# What will be the other vertex of the triangle?

Two vertices of a triangles are $(5,-1)$ and $(-2,3)$. If the orthocenter of the triangle is the origin, what is the other vertex ?

My approach was that since the three vertices and the orthocenter form an orthic system, I need to find the orthocenter of the triangle with the three given points. Thus make two equations and solve... but it is becoming too cumbersome,is there any better method ?

(I assume that you meant "the orthocenter of the triangle is the origin.")

Let $A$ be $(5,-1)$, $B$ be $(-2,3)$, $O$ be the origin, and your desired third vertex be $C$.

Find the line through $O$ perpendicular to $\overline {AB}$: this will be the altitude of the triangle through $C$. (I get $-7x+4y=0$.) Then find the line through $A$ perpendicular to $\overline {BO}$: this will define the side of the triangle opposite to $B$, so this line also goes through $C$. (I get $-2x+3y=13$.)

The intersection of those two lines is $C$, your third vertex of the triangle. (I find the point to be $(-4,-7)$.)

You can check your answer by seeing that the line through $A$ and $O$ is perpendicular to the line through $B$ and $C$.

I'm sure you know the easy way to find perpendicular lines and to check that two lines are perpendicular.

Hint:

If $A=(-2,3)$ and $B=(5-1)$, the two heights from $A$ and $B$ passe thorough the origin, so you can easely find the equation of these two straight line. The sides of the triangle opposite to $A$ and $B$ are orthogonal to these lines and you can find their equations, whose intersection is the other vertex of the triangle.

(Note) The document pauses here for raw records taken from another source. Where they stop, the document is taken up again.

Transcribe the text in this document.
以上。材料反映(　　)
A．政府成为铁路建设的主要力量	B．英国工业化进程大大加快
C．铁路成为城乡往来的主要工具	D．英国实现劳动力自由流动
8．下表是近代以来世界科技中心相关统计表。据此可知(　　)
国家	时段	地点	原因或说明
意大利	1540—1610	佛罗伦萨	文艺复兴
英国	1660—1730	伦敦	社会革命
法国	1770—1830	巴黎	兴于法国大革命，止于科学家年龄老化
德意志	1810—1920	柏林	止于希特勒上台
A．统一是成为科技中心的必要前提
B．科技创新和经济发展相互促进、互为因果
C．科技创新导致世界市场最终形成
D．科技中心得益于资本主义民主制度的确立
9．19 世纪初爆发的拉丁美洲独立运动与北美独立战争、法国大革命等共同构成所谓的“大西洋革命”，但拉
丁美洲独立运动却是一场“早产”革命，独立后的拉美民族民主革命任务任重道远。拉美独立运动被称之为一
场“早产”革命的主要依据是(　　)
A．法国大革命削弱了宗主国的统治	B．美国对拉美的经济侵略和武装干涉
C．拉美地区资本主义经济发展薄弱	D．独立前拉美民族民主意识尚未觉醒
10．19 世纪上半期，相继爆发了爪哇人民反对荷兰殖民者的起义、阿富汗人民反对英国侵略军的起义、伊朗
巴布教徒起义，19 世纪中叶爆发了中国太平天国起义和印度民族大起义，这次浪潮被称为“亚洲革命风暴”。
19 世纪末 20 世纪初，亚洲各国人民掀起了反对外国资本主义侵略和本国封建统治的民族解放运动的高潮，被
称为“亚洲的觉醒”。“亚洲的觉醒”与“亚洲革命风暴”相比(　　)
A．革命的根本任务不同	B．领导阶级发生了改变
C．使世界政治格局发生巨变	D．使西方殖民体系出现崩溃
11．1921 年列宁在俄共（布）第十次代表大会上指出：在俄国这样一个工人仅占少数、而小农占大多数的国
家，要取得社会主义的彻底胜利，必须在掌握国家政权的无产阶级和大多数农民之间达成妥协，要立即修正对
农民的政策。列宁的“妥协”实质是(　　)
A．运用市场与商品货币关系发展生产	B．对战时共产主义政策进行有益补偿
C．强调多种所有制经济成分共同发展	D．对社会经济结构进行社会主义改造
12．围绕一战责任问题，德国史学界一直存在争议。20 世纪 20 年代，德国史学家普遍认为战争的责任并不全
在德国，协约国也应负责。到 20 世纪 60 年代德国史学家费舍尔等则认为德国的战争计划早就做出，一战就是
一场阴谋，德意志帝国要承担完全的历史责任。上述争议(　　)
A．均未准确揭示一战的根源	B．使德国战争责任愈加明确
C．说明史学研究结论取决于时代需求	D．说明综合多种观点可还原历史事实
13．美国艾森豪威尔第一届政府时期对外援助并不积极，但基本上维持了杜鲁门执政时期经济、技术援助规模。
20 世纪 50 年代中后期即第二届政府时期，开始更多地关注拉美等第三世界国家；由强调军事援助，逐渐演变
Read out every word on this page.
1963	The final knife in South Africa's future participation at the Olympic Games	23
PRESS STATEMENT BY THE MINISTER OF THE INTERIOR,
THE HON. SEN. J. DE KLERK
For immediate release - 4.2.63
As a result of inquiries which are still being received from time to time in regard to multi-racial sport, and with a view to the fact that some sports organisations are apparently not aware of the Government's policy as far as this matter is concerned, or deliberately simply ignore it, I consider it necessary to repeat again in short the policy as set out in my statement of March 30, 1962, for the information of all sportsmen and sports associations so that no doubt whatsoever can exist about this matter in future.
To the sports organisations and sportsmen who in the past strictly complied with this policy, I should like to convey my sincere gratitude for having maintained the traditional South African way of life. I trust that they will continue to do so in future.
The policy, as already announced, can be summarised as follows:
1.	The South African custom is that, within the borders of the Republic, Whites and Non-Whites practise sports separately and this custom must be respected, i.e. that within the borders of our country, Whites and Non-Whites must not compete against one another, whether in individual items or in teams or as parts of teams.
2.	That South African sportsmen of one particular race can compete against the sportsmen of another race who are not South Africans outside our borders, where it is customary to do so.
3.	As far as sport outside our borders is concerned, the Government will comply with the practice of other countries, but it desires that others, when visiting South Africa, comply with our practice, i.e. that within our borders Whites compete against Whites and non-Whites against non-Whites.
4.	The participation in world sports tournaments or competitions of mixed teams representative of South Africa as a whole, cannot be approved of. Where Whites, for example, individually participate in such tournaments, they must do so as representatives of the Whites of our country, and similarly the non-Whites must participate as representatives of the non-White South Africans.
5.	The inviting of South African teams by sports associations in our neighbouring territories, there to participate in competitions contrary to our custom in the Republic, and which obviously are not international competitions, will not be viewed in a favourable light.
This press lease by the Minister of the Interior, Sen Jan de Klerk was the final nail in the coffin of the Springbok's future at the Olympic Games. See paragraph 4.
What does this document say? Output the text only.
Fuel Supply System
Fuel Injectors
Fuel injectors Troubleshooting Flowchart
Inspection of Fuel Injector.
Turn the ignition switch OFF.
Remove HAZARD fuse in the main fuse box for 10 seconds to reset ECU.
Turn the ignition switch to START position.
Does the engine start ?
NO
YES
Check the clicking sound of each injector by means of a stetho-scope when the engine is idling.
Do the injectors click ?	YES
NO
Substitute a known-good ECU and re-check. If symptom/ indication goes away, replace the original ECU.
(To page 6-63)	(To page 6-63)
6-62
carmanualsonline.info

Since the height from A passes from $(0,0)$, its slope is $m=\dfrac{-3}{2}$, so the opposite side is the straight line from $B$ with slope $m'=\dfrac{2}{3}$ and his equation is $y+1=\dfrac{2}{3}(x-5)$.
• The two stright lines to intersect are easy to find, and are $y+1=\dfrac{2}{3}(x-5)$ and $y-3=5(x+2)$. And the system is also easy solved ; $x=-4$ and $y=-7$. Maybe 1,5 minutes... :) – Emilio Novati Mar 30 '15 at 19:46
Let $C$ be the third vertex of the triangle. Let $(x_A, y_A)$ and $(x_B, y_B)$ be the coordinates of $A$ and $B$ respectively. The straight lines $(HA)$ and $(HB)$ have equations: $$y_A x-x_Ay = 0,\qquad y_B x-x_By = 0,$$ hence the sides $(AC)$, which is perpendicular to $(HB)$, and $(BC)$, perpendicular to $(HA)$, have equations: $$x_B x + y_By =x_B x_A + y_By_A\enspace \text{and}\quad x_A x + y_Ay =x_A x_B +y_A y_B$$ respectively.
Gauß’s elimination results in the coordinates of the intersection $C$ of these sides: $$\begin{cases} x = \dfrac{(x_A x_B +y_A y_B)(y_B-y_A)}{x_A y_B - x_By_A}\\ y = \dfrac{(x_A x_B +y_A y_B)(x_A-x_B)}{x_A y_B - x_By_A} \end{cases}$$ Numerically, one gets $x_C=\color{red}{-7}$, $\,y_C=\color{red}{-4}$.